Powers of Attorney

What is a Power of Attorney?

A Power of Attorney is a document signed by a Grantor, appointing an Agent (the “Attorney”) and giving that Agent authority to carry out certain tasks for the Grantor.

What is an Enduring Power of Attorney?

Under traditional Common Law, a Power of Attorney ended when the Grantor became disabled. This means that as originally conceived, Powers of Attorney were poor tools to help the elderly.

In British Columbia, the Power of Attorney Act, (R.S.B.C. 1996) c.370 adopted legislation to make powers of attorney useful in an Elder Law context. It now provides for a Power of Attorney containing language to the effect that the Power of Attorney is intended to survive the disability of the Grantor; the Power of Attorney will stay effective until the person dies.

Currently the duties and obligations of the Attorney are dealt with by legislation.

What is a General Power of Attorney?

A General Power of Attorney permits the Agent to do any financial act that the Grantor of the Power of Attorney can do. A General Power of Attorney or any Power of Attorney for that matter does not allow the Agent to make health care or living arrangements for the Grantor.

What is a Limited Power of Attorney?

A Limited Power of Attorney is one that specifies that the Agent can do certain acts and only certain acts.

What prevents my agent under a Power of Attorney from stealing my assets?

The Attorney under a Power of Attorney is under a high legal duty to act in the interest of the Grantor of the Power of Attorney. This legal duty is called a “Fiduciary Duty”. It is a duty of loyalty and conscientiousness that arises out of a special relationship of trust and confidence which should exist between Grantor and Agent. It is similar to the duty between lawyer and client. Because an unscrupulous Agent may steal your assets, you may wish to speak to your lawyer regarding the safekeeping of your Power of Attorney.

How does a Power of Attorney compare to a having an Inter-vivos or Living Trust?

There is no law that says people have to do business with the Attorney under your Power of Attorney, but because your Trustee becomes the legal owner of your property, they have to deal with your Trustee. Powers of Attorney don’t usually contain provisions requiring the Agent to give you a periodic accounting of your financial affairs. The Attorney under a Power of Attorney cannot make decisions after your death, but a Trustee can.

Does a Power of Attorney have to be registered?

Currently there is no central registry in British Columbia for Powers of Attorney. If your Agent has to handle a real estate transaction for you, the Power of Attorney will need to be registered at the time of the transaction in the appropriate Land Title Office.
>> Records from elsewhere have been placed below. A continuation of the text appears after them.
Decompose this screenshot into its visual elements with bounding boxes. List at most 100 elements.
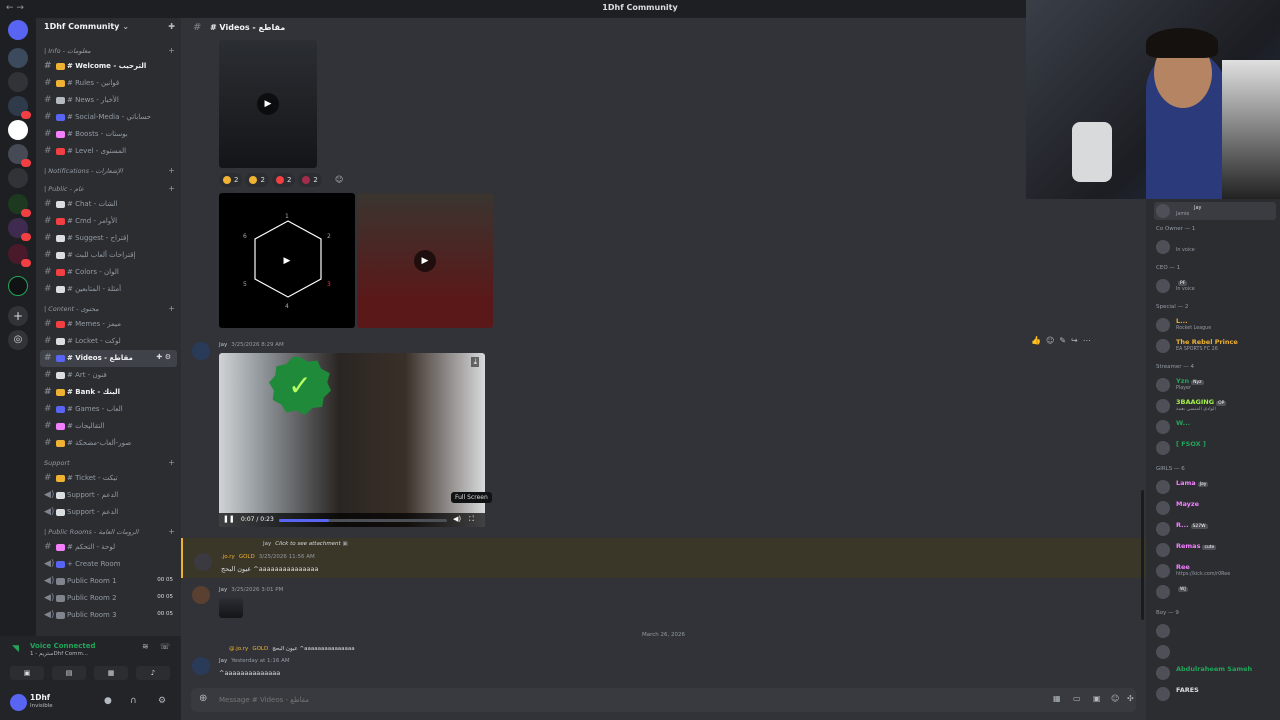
disconnect-icon[interactable]: ☏ bbox=[160, 642, 170, 651]
channel-item[interactable]: # # أمثلة - المتابعين bbox=[36, 281, 181, 298]
member-item[interactable]: Abdulraheem Sameh bbox=[1154, 664, 1276, 682]
member-item[interactable]: W... bbox=[1154, 418, 1276, 436]
voice-channel-item[interactable]: ◀) Public Room 1 00 05 bbox=[36, 573, 181, 590]
channel-item[interactable]: # # Games - العاب bbox=[36, 401, 181, 418]
screen-share-button[interactable]: ▤ bbox=[52, 666, 86, 680]
member-item[interactable]: [ FSOX ] bbox=[1154, 439, 1276, 457]
reply-icon[interactable]: ↪ bbox=[1071, 336, 1078, 345]
avatar[interactable] bbox=[194, 553, 212, 571]
member-item[interactable] bbox=[1154, 622, 1276, 640]
server-icon[interactable] bbox=[8, 168, 28, 188]
add-server-icon[interactable]: + bbox=[8, 306, 28, 326]
reply-preview[interactable]: Jay Click to see attachment ▣ bbox=[263, 541, 348, 547]
channel-item[interactable]: # # Social-Media - حساباتي bbox=[36, 109, 181, 126]
reaction-pill[interactable]: 2 bbox=[245, 173, 269, 187]
channel-item[interactable]: # # Locket - لوكت bbox=[36, 333, 181, 350]
channel-item[interactable]: # # Ticket - تيكت bbox=[36, 470, 181, 487]
channel-item[interactable]: # # Rules - قوانين bbox=[36, 75, 181, 92]
channel-item[interactable]: # # Level - المستوى bbox=[36, 143, 181, 160]
plus-icon[interactable]: + bbox=[168, 304, 175, 313]
member-item[interactable]: Lama Jay bbox=[1154, 478, 1276, 496]
more-icon[interactable]: ⋯ bbox=[1083, 336, 1091, 345]
plus-icon[interactable]: + bbox=[168, 46, 175, 55]
avatar[interactable] bbox=[192, 342, 210, 360]
channel-item[interactable]: # # Welcome - الترحيب bbox=[36, 58, 181, 75]
message-input[interactable] bbox=[219, 692, 919, 708]
voice-channel-item[interactable]: ◀) + Create Room bbox=[36, 556, 181, 573]
server-icon[interactable] bbox=[8, 194, 31, 217]
channel-item[interactable]: # # Memes - ميمز bbox=[36, 316, 181, 333]
emoji-icon[interactable]: ☺ bbox=[1111, 694, 1119, 703]
channel-item[interactable]: # # Art - فنون bbox=[36, 367, 181, 384]
mic-icon[interactable]: ● bbox=[104, 696, 112, 706]
server-icon[interactable] bbox=[8, 144, 31, 167]
pencil-icon[interactable]: ✎ bbox=[1059, 336, 1066, 345]
channel-item[interactable]: # # Colors - الوان bbox=[36, 264, 181, 281]
thumbs-up-icon[interactable]: 👍 bbox=[1031, 336, 1041, 345]
author-name[interactable]: Jay bbox=[219, 587, 227, 593]
video-attachment[interactable]: ▶ bbox=[219, 40, 317, 168]
channel-item[interactable]: # # Videos - مقاطع ✚ ⚙ bbox=[40, 350, 177, 367]
plus-icon[interactable]: + bbox=[168, 527, 175, 536]
username[interactable]: 1Dhf bbox=[30, 693, 50, 702]
voice-channel-item[interactable]: ◀) Public Room 2 00 05 bbox=[36, 590, 181, 607]
voice-status[interactable]: Voice Connected bbox=[30, 642, 96, 650]
gif-icon[interactable]: ▭ bbox=[1073, 694, 1081, 703]
video-attachment[interactable]: 1 2 3 4 5 6 ▶ bbox=[219, 193, 355, 328]
channel-category[interactable]: | Notifications - الإشعارات + bbox=[36, 164, 181, 178]
member-item[interactable]: R... S27W bbox=[1154, 520, 1276, 538]
video-player[interactable]: ✓ ⤓ ❚❚ 0:07 / 0:23 ◀) ⛶ bbox=[219, 353, 485, 527]
member-item[interactable]: PF In voice bbox=[1154, 277, 1276, 295]
guild-header[interactable]: 1Dhf Community ⌄ ✚ bbox=[36, 18, 181, 40]
server-icon[interactable] bbox=[8, 48, 28, 68]
channel-item[interactable]: # # صور-ألعاب-مضحكة bbox=[36, 435, 181, 452]
reaction-pill[interactable]: 2 bbox=[298, 173, 322, 187]
play-icon[interactable]: ▶ bbox=[414, 249, 436, 272]
sticker-icon[interactable]: ▣ bbox=[1093, 694, 1101, 703]
plus-icon[interactable]: + bbox=[168, 458, 175, 467]
server-icon[interactable] bbox=[8, 218, 31, 241]
reply-preview[interactable]: @.jo.ry GOLD عيون البحج ^aaaaaaaaaaaaaaa bbox=[229, 646, 355, 652]
server-icon[interactable] bbox=[8, 96, 31, 119]
scrollbar[interactable] bbox=[1141, 490, 1144, 620]
avatar[interactable] bbox=[192, 657, 210, 675]
reaction-pill[interactable]: 2 bbox=[219, 173, 243, 187]
server-icon[interactable] bbox=[8, 120, 28, 140]
gear-icon[interactable]: ✚ ⚙ bbox=[156, 353, 171, 361]
channel-item[interactable]: # # Bank - البنك bbox=[36, 384, 181, 401]
play-icon[interactable]: ▶ bbox=[276, 249, 298, 272]
channel-category[interactable]: | Public Rooms - الرومات العامة + bbox=[36, 525, 181, 539]
member-item[interactable]: L... Rocket League bbox=[1154, 316, 1276, 334]
member-item[interactable]: 3BAAGING OP الوادي المنسي بعمة bbox=[1154, 397, 1276, 415]
server-icon[interactable] bbox=[8, 276, 28, 296]
play-icon[interactable]: ▶ bbox=[257, 93, 279, 115]
channel-item[interactable]: # # Boosts - بوستات bbox=[36, 126, 181, 143]
channel-item[interactable]: # # Suggest - إقتراح bbox=[36, 230, 181, 247]
voice-channel-item[interactable]: ◀) Support - الدعم bbox=[36, 487, 181, 504]
channel-item[interactable]: # # لوحة - التحكم bbox=[36, 539, 181, 556]
soundboard-button[interactable]: ♪ bbox=[136, 666, 170, 680]
member-item[interactable]: In voice bbox=[1154, 238, 1276, 256]
emoji-icon[interactable]: ☺ bbox=[1046, 336, 1054, 345]
member-item[interactable]: Jay Jamie bbox=[1154, 202, 1276, 220]
reaction-pill[interactable]: 2 bbox=[271, 173, 296, 187]
home-icon[interactable] bbox=[8, 20, 28, 40]
server-icon[interactable] bbox=[8, 244, 31, 267]
voice-channel-item[interactable]: ◀) Support - الدعم bbox=[36, 504, 181, 521]
channel-item[interactable]: # # التقاليجات bbox=[36, 418, 181, 435]
pause-icon[interactable]: ❚❚ bbox=[223, 515, 235, 523]
volume-icon[interactable]: ◀) bbox=[453, 515, 461, 523]
channel-item[interactable]: # # إقتراحات ألعاب للبث bbox=[36, 247, 181, 264]
voice-channel[interactable]: ستريم - 1Dhf Comm... bbox=[30, 651, 88, 657]
channel-category[interactable]: | Content - محتوى + bbox=[36, 302, 181, 316]
gift-icon[interactable]: ▦ bbox=[1053, 694, 1061, 703]
channel-category[interactable]: | Info - معلومات + bbox=[36, 44, 181, 58]
member-item[interactable]: FARES bbox=[1154, 685, 1276, 703]
fullscreen-icon[interactable]: ⛶ bbox=[469, 515, 474, 524]
video-attachment[interactable]: ▶ bbox=[357, 193, 493, 328]
member-item[interactable]: Remas cute bbox=[1154, 541, 1276, 559]
download-icon[interactable]: ⤓ bbox=[471, 357, 479, 367]
plus-icon[interactable]: + bbox=[168, 184, 175, 193]
plus-icon[interactable]: + bbox=[168, 166, 175, 175]
image-attachment[interactable] bbox=[219, 598, 243, 618]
When does a Power of Attorney end?

You can specify an ending date in your Power of Attorney. If you don’t, it ends when you become disabled, if it is not enduring. If it is enduring it ends when you die. You may revoke your Power of Attorney, (as long as you are still competent). The appointment ends on the appointment by a Court in British Columbia of a Committee of the Estate of the Grantor.

Is a Power of Attorney a substitute for having a Will?

No! An Enduring Power of Attorney may survive your disability, but it is not immortal. When you die, it dies. So your Agent will, upon your death, lose all power to make decisions for you concerning who is to receive your assets. Do not rely upon a Power of Attorney as a Will substitute. Get the real thing!